To solve the problem, we need to analyze the functions \( f(x) \) and \( g(x) \) and the limit that defines \( F(x) \). We will also use the condition of continuity at \( x = -1 \). ### Step-by-Step Solution: 1. **Define the Functions**: We have: \[ f(x) = x^2 + ax + 3 \] \[ g(x) = x + b \] 2. **Define \( F(x) \)**: The function \( F(x) \) is defined as: \[ F(x) = \lim_{n \to \infty} \frac{f(x) + x^{2n} g(x)}{1 + x^{2n}} \] 3. **Analyze the Limit**: We need to consider the behavior of the limit as \( n \) approaches infinity. The term \( x^{2n} \) will dominate depending on the value of \( x \): - If \( |x| < 1 \), \( x^{2n} \to 0 \). - If \( |x| = 1 \), \( x^{2n} \) remains 1. - If \( |x| > 1 \), \( x^{2n} \to \infty \).
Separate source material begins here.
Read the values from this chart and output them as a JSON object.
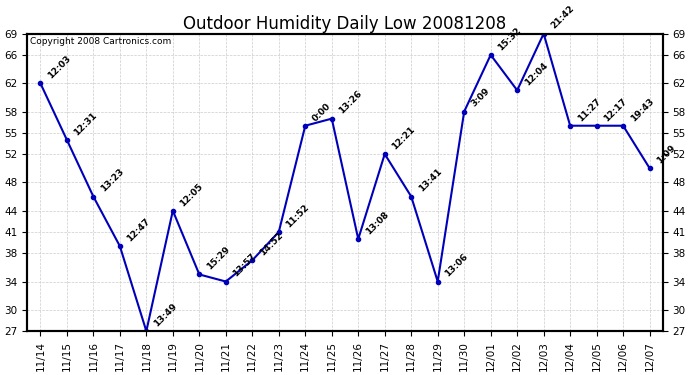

For \( |x| < 1 \): \[ F(x) = \lim_{n \to \infty} \frac{f(x)}{1} = f(x) \] For \( |x| > 1 \): \[ F(x) = \lim_{n \to \infty} \frac{x^{2n} g(x)}{x^{2n}} = g(x) \] 4. **Evaluate at \( x = -1 \)**: Since we are interested in continuity at \( x = -1 \), we need to evaluate \( F(-1) \): \[ F(-1) = \lim_{n \to \infty} \frac{f(-1) + (-1)^{2n} g(-1)}{1 + (-1)^{2n}} \] Here, \( (-1)^{2n} = 1 \) for all \( n \): \[ F(-1) = \frac{f(-1) + g(-1)}{2} \] 5. **Calculate \( f(-1) \) and \( g(-1) \)**: \[ f(-1) = (-1)^2 + a(-1) + 3 = 1 - a + 3 = 4 - a \] \[ g(-1) = -1 + b \] 6. **Set Up the Equation for Continuity**: For \( F(x) \) to be continuous at \( x = -1 \), we need: \[ F(-1) = f(-1) = g(-1) \] Thus, \[ \frac{(4 - a) + (-1 + b)}{2} = 4 - a \] 7. **Simplify the Equation**: Multiplying through by 2: \[ (4 - a) + (-1 + b) = 2(4 - a) \] Simplifying gives: \[ 4 - a - 1 + b = 8 - 2a \] Rearranging leads to: \[ a + b = 5 \] ### Final Answer: Thus, the condition for continuity at \( x = -1 \) gives us: \[ \boxed{a + b = 5} \]